In 1981 Fleming would discover a hidden gem that would help solve this predicament: “secret stairs.”
These stairs provide a look back in time to when cars were a luxury and most traversed from place to place with the help of trolley cars, streetcars, buses, light-rail systems and their own two feet.
“City planners and developers installed them as direct routes for pedestrians”housewives and children particularly”to get down the hills to schools, the supermarket and transit lines,” writes Fleming in his book “Secret Stairs: A Walking Guide to the Historic Staircases of Los Angeles.”

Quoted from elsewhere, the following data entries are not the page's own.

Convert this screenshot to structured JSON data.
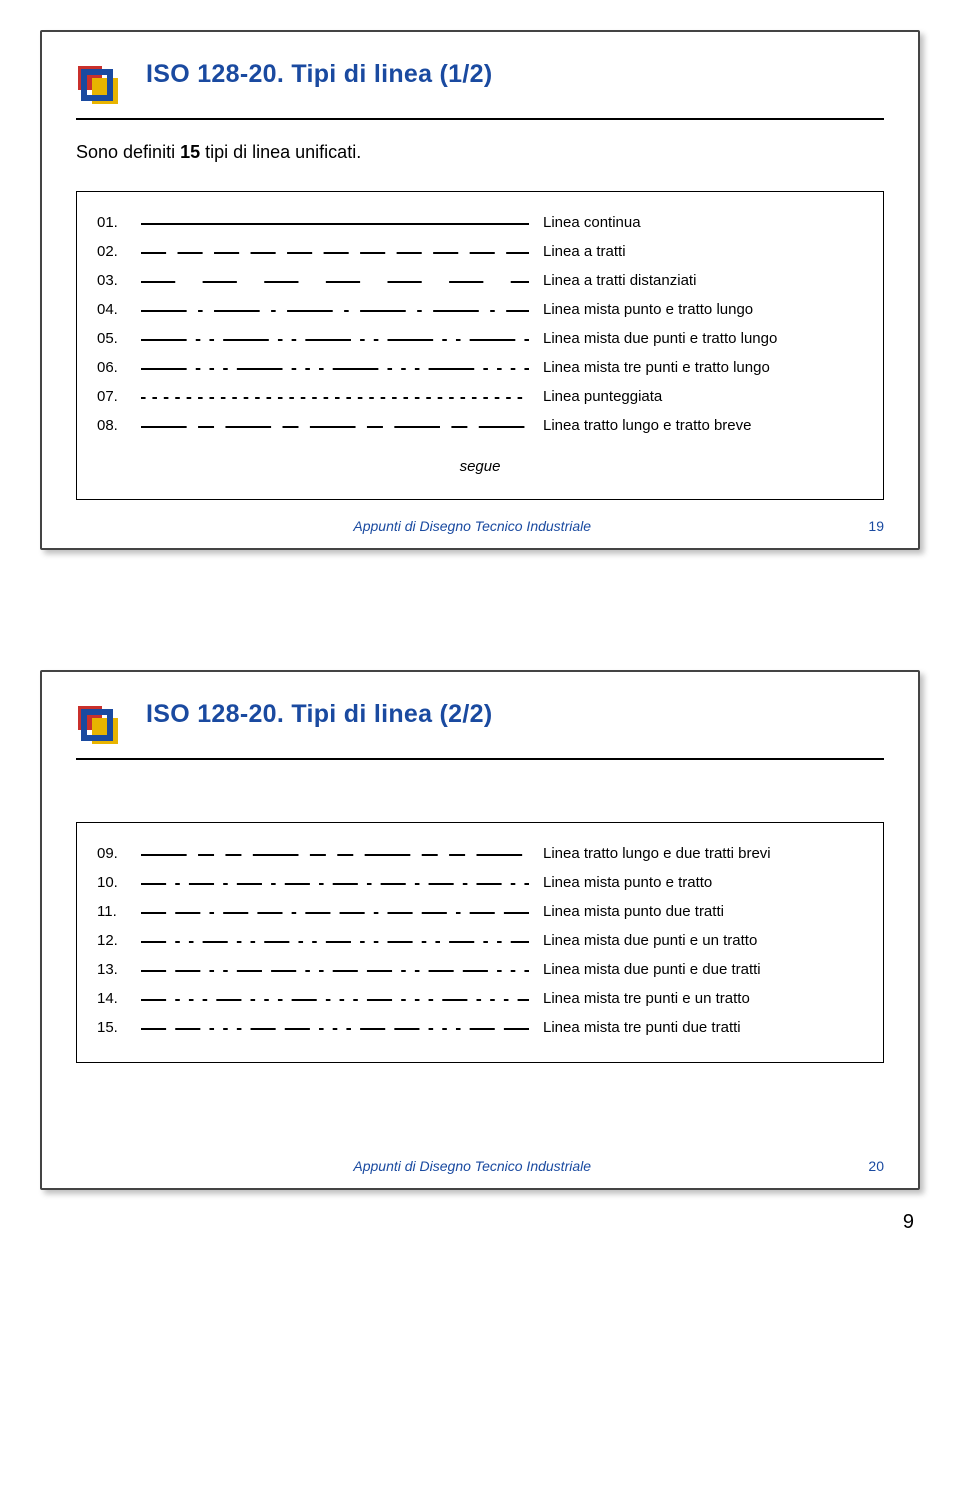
{
  "slide1": {
    "title": "ISO 128-20. Tipi di linea (1/2)",
    "subtitle_pre": "Sono definiti ",
    "subtitle_bold": "15",
    "subtitle_post": " tipi di linea unificati.",
    "segue": "segue",
    "footer_text": "Appunti di Disegno Tecnico Industriale",
    "footer_page": "19",
    "rows": [
      {
        "num": "01.",
        "desc": "Linea continua",
        "dash": "none"
      },
      {
        "num": "02.",
        "desc": "Linea a tratti",
        "dash": "22 10"
      },
      {
        "num": "03.",
        "desc": "Linea a tratti distanziati",
        "dash": "30 24"
      },
      {
        "num": "04.",
        "desc": "Linea mista punto e tratto lungo",
        "dash": "40 10 4 10"
      },
      {
        "num": "05.",
        "desc": "Linea mista due punti e tratto lungo",
        "dash": "40 8 4 8 4 8"
      },
      {
        "num": "06.",
        "desc": "Linea mista tre punti e tratto lungo",
        "dash": "40 8 4 8 4 8 4 8"
      },
      {
        "num": "07.",
        "desc": "Linea punteggiata",
        "dash": "4 6"
      },
      {
        "num": "08.",
        "desc": "Linea tratto lungo e tratto breve",
        "dash": "40 10 14 10"
      }
    ]
  },
  "slide2": {
    "title": "ISO 128-20. Tipi di linea (2/2)",
    "footer_text": "Appunti di Disegno Tecnico Industriale",
    "footer_page": "20",
    "rows": [
      {
        "num": "09.",
        "desc": "Linea tratto lungo e due tratti brevi",
        "dash": "40 10 14 10 14 10"
      },
      {
        "num": "10.",
        "desc": "Linea mista punto e tratto",
        "dash": "22 8 4 8"
      },
      {
        "num": "11.",
        "desc": "Linea mista punto due tratti",
        "dash": "22 8 22 8 4 8"
      },
      {
        "num": "12.",
        "desc": "Linea mista due punti e un tratto",
        "dash": "22 8 4 8 4 8"
      },
      {
        "num": "13.",
        "desc": "Linea mista due punti e due tratti",
        "dash": "22 8 22 8 4 8 4 8"
      },
      {
        "num": "14.",
        "desc": "Linea mista tre punti e un tratto",
        "dash": "22 8 4 8 4 8 4 8"
      },
      {
        "num": "15.",
        "desc": "Linea mista tre punti due tratti",
        "dash": "22 8 22 8 4 8 4 8 4 8"
      }
    ]
  },
  "sheet_num": "9",
  "colors": {
    "title": "#1a4aa0",
    "text": "#000000",
    "border": "#000000",
    "slide_border": "#444444",
    "logo_red": "#c9302c",
    "logo_yellow": "#e8b400",
    "logo_blue": "#1a4aa0"
  }
}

The staircases, though now semi-forgotten and unused, take hikers through an urban tour of stately homes in hidden L.A. neighborhoods with breathtaking views of the city along the way.
Fleming has mapped more than 275 staircases from Pasadena to Pacific Palisades.
Though some residents have taken the liberty of closing off staircases to outsiders, Fleming assures eager walkers that all the staircases are “public byways, on public property, built and maintained by taxpayer dollars, and are meant to be employed and enjoyed by everyone.”
In his book, stair walks are divided by city and then subdivided into various walks for that area. Each walk is rated for difficulty and lists the approximate time limit and number of steps involved. A major plus is that most begin and end near an eatery and all are accessible via public transportation.
What are you waiting for? Get out and start walking.